Syria has inadequate force to control space outside a few cities

Washington Post:
War came late to this little farming town set amid rolling hills in the Syrian countryside east of Aleppo, where the absence of upheaval was long construed as an implicit signal of support for the government led by President Bashar al-Assad. 
But once the battle started in May, it unfolded at lightning speed, at least by the standards of a revolt that is dragging into its 17th month. Residents are celebrating their near-complete victory over regime loyalists after the town’s last army garrison fled Sunday, its food supplies gone and its morale shredded. 
With that, al-Bab became the farthest point in a swath of rural territory stretching south from the Turkish border toward the city of Aleppo that has slipped beyond government control in recent weeks. 
The unraveling of the regime’s authority here in this northern province has been overshadowed by the battles for control of the cities of Homs, Damascus and, most recently, the provincial capital Aleppo, where government forces are waging a full-scale offensive to recapture neighborhoods seized by rebels in recent days. 

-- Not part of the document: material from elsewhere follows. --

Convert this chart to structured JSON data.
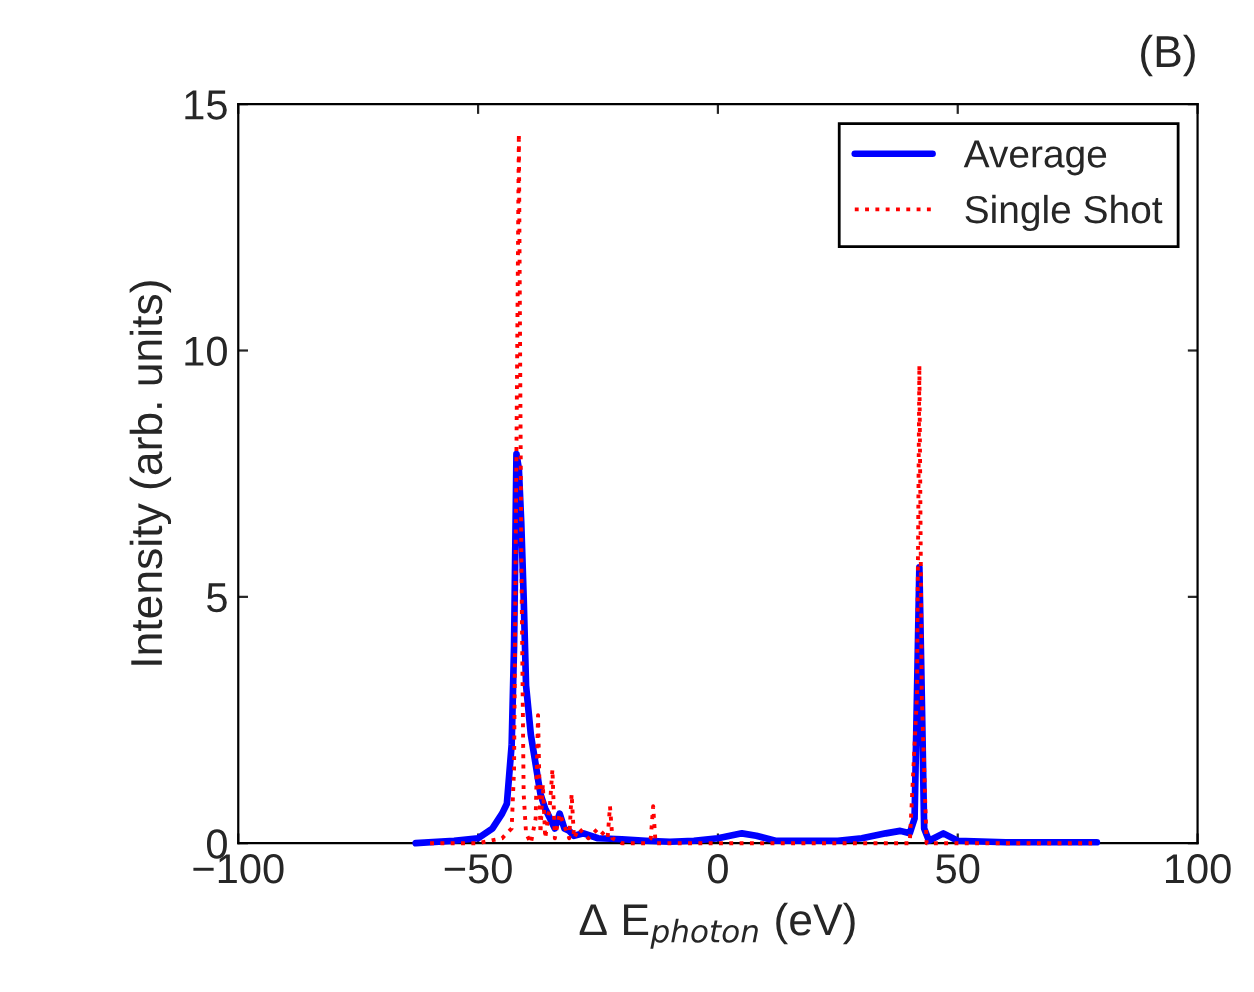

But even as Assad’s forces have poured resources into sustaining their hold on major population centers, they have steadily been losing control of the countryside, in a series of seesawing battles that have not yet proved decisive but that appear to be giving the momentum to the rebels. The story of the battle of al-Bab, an overlooked front in a war of many fronts, suggests that the government’s hold here was always more fragile than had been thought and that it has become significantly more so in the past few weeks. 
...

On April 20, as bloodshed was accelerating elsewhere and the province of Aleppo was beginning to stir, everything changed in al-Bab. On that day, troops opened fire on a protest for the first time, killing seven people. Among them was Ammar Najjar, 20, an engineering student who had led calls for peaceful protests in the town. 
His father, Kamal, wept last week as he recalled his son’s death. “He only asked for freedom from tyranny. This was his weapon,” he said, pulling his son’s camera phone from his pocket. 
The killings triggered a race to arms in the town. On May 20, a group calling itself the Abu Bakr Battalion became the first to declare its formation. Within weeks, 14 more groups followed. With names such as the Martyrs of al-Bab, the Ansar Battalion and the Salman Farsi Battalion, they collectively describe themselves as part of the Free Syrian Army. But they have no formal contact with the army’s leadership, based in southern Turkey, according to Yasser Abu Ali, a rebel spokesman in the town. 
“We rely only on ourselves,” he said. “Everything we have, we bought it with our own money or we took it from the regime.” 
By July, the rebels had mustered enough weaponry and ammunition to launch an offensive to drive government forces from the town. The effort culminated July 18 in the much-trumpeted liberation of the post office, the last of a string of government institutions to fall to the rebels. For 24 hours, a regime sniper had held out on the roof until a Free Syrian Army fighter hit him with a rocket-propelled grenade, a moment described by many in the town and immortalized in a video posted on YouTube.
... 
The fight has become an insurgency and it appears to be one that has stretched the government's resources beyond their ability to respond.  Assad is left trying to control a few population centers with a shrinking army and a growing opposition.  Al Qaeda is taking over large areas in the eastern part of Syria near the Iraq border.  The attacks in other areas further alienate the Sunni population.  It will be very difficult for Assad to survive long term, unless he gets outside help from Iran and Russia.